Tabagismo no século XXI: problemas e consequências

Enviada em 13/12/2020

“Eu procurei fumar cigarro Hollywood que a televisão me diz que é o cigarro do sucesso. Eu sou sucesso!” Esse é um trecho da música de Raul Seixas, “É fim de mês”, que revela a intensa associação entre o hábito de fumar e o prestígio social, comumente propagado no século passado. Hoje, mesmo com algumas medida do poder público para tentar contornar essa situação, o tabagismo ainda é um problema no Brasil, sobretudo devido à sua popularização como mecanismo de prazer imediato, o que traz graves consequências ao país.

Deve-se destacar, a princípio, que um dos complicadores da problemática é o frequente uso do cigarro como ferramenta de satisfação instantânea. Assim como no poema “Tabacaria” de Fernando Pessoa, no qual o eu lírico encontra no fumo uma válvula de escape de seus pensamentos. Isso é reflexo da atual configuração da sociedade, que, segundo o filósofo Byung-Chul Han, supervaloriza a produtividade e o rendimento pessoal, além de buscar meios práticos de prazeres imediatistas, mesmo que efêmeros.

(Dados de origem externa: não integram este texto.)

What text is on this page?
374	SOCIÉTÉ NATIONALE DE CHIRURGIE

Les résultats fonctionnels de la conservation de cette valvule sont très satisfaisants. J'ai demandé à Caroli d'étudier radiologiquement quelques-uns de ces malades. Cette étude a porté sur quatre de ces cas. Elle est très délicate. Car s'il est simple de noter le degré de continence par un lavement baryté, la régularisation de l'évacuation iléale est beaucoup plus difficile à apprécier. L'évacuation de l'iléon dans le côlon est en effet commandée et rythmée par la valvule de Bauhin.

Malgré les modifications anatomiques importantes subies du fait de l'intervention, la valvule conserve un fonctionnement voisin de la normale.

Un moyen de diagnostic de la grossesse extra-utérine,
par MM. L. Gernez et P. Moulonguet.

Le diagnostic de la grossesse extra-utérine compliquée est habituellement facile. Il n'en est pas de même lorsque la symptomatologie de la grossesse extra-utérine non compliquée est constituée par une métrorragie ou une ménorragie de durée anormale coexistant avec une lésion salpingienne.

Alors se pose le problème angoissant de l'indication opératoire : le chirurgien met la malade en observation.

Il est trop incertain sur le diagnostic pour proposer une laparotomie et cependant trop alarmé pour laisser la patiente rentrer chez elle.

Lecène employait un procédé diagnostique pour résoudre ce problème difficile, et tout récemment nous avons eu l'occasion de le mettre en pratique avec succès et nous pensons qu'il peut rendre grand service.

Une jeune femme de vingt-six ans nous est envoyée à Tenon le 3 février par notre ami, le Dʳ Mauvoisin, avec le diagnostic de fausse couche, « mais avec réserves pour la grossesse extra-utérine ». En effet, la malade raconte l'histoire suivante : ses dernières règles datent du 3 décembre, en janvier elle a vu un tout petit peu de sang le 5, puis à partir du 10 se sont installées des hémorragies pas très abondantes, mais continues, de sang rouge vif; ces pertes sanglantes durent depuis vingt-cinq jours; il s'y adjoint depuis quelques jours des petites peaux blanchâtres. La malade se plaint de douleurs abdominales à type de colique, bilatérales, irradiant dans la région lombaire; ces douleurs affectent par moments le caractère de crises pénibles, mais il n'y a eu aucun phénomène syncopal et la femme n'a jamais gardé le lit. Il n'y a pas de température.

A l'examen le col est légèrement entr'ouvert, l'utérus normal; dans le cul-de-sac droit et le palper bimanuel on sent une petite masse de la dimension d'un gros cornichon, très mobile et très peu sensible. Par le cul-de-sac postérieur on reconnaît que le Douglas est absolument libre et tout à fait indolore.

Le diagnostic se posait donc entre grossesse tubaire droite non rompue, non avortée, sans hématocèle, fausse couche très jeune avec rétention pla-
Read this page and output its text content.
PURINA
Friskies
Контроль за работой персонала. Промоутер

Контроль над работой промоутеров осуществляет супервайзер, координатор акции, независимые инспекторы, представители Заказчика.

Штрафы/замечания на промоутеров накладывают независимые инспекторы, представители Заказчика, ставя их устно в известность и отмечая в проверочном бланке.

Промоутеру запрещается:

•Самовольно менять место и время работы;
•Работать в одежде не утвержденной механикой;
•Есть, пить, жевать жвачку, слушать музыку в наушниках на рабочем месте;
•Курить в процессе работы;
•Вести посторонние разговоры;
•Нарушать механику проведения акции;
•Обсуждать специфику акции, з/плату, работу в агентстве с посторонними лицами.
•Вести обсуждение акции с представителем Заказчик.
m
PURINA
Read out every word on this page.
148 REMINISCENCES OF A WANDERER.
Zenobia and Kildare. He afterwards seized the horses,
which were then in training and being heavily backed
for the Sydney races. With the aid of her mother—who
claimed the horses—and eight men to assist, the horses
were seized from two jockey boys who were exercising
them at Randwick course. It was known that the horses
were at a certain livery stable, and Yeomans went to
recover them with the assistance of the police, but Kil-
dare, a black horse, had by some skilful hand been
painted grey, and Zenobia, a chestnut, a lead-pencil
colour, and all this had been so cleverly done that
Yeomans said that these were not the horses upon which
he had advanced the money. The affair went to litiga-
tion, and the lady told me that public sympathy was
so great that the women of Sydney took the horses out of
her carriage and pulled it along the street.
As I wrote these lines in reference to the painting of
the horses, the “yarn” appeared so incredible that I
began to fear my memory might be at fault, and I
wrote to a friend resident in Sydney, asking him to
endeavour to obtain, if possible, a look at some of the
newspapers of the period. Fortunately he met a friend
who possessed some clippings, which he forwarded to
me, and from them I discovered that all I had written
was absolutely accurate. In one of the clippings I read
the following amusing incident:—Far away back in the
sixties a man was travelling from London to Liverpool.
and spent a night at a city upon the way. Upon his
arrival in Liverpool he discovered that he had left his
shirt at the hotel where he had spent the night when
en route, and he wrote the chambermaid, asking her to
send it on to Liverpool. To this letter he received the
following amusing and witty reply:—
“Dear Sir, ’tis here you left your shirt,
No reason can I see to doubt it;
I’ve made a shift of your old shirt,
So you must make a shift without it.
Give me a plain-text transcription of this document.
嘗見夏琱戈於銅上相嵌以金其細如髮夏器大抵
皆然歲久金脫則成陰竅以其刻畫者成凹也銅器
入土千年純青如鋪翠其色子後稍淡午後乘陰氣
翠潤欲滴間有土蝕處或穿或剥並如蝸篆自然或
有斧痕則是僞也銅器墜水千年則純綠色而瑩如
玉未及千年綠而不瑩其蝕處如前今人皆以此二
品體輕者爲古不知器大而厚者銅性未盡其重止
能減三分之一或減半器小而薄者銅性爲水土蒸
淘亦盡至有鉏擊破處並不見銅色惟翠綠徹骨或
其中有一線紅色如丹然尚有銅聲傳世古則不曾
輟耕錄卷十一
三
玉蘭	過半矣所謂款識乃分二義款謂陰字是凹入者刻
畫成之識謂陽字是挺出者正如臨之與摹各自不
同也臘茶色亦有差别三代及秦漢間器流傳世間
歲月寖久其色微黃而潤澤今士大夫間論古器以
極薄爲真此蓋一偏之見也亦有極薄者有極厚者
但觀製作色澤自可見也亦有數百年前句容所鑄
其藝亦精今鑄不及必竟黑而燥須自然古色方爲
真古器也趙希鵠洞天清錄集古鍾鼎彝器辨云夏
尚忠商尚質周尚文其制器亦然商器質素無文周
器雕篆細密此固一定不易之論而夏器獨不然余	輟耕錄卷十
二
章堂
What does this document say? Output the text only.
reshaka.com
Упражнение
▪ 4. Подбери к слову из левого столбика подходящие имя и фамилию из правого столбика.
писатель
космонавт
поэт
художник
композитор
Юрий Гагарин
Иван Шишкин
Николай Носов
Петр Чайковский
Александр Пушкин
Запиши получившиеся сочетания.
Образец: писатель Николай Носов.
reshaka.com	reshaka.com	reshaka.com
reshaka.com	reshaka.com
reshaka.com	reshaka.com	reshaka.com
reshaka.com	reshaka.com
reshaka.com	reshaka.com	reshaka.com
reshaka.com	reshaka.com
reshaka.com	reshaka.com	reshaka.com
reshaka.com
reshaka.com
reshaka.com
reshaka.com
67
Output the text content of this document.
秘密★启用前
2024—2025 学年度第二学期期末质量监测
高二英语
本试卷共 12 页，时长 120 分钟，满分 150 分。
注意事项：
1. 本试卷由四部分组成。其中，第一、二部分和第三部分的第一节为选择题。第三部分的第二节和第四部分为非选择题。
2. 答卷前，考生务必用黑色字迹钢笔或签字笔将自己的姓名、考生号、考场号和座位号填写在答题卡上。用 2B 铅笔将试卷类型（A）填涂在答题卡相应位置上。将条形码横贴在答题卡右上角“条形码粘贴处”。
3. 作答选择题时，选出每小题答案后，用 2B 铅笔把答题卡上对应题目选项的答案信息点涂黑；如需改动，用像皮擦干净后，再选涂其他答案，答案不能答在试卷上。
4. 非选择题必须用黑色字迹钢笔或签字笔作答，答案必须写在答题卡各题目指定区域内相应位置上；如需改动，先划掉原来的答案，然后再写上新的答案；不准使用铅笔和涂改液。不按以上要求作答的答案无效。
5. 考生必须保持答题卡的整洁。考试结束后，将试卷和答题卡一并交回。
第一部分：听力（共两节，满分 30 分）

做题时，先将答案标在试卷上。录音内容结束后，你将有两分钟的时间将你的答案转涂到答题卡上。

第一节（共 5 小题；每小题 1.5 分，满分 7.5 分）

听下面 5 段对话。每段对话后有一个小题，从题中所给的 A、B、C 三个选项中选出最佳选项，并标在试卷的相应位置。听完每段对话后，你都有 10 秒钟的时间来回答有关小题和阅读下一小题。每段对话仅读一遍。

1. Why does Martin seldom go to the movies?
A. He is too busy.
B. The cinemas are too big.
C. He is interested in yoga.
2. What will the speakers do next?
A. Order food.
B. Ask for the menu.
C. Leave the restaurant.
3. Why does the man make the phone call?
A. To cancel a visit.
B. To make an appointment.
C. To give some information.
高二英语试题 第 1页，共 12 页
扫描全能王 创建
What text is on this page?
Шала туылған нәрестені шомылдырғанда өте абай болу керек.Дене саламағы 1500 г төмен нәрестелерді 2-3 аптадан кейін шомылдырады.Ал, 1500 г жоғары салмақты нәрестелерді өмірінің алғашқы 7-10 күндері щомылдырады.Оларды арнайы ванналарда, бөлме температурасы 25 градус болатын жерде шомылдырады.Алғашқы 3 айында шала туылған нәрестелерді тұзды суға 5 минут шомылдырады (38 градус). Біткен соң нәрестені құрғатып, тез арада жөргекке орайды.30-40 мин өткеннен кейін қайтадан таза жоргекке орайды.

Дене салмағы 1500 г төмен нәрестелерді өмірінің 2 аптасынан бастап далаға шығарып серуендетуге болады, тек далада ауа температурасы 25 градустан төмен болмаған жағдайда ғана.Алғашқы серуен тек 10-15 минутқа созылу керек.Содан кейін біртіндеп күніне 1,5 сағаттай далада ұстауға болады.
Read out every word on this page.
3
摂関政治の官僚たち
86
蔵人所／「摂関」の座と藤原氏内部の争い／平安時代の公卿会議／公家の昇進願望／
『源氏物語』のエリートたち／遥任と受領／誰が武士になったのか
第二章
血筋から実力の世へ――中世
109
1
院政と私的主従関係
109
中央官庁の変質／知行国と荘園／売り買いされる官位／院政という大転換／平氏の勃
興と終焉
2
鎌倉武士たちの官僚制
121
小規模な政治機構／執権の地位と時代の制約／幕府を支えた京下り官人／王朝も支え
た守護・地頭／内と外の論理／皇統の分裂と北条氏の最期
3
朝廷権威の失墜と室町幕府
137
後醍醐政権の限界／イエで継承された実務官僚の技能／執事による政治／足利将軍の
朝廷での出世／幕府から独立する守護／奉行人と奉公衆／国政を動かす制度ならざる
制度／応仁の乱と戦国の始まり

Porém, tal sensação prazerosa do tabagismo é oriunda de compostos químicos, como a nicotina, que ocasionam extremos impactos à saúde, tanto física quanto psicológica, visto que essas substâncias causam forte dependência, e reduz, significativamente, a qualidade de vida dos usuários.

Ademais, vale ressaltar que, além da influência negativa para a saúde individual, o hábito de fumar oferece grandes consequências ao sistema de saúde do Brasil. De acordo com dados da Instituição Nacional de Câncer, INCA, cerca de 30% dos recursos do Sistema Único de Saúde, SUS, são destinados ao tratamento de diversas enfermidades relacionadas ao tabagismo, principalmente cânceres ligados ao aparelho cardiorrespiratório. Logo, é nítido que o país mobiliza um elevado investimento para remediar um grave problema ao invés de preveni-lo de forma mais eficaz e econômica. Outrossim, esses altos custos limitam os recursos do SUS para os demais tratamentos e acompanhamentos, o que faz o tabagismo, de maneira indireta, impactar toda sociedade brasileira.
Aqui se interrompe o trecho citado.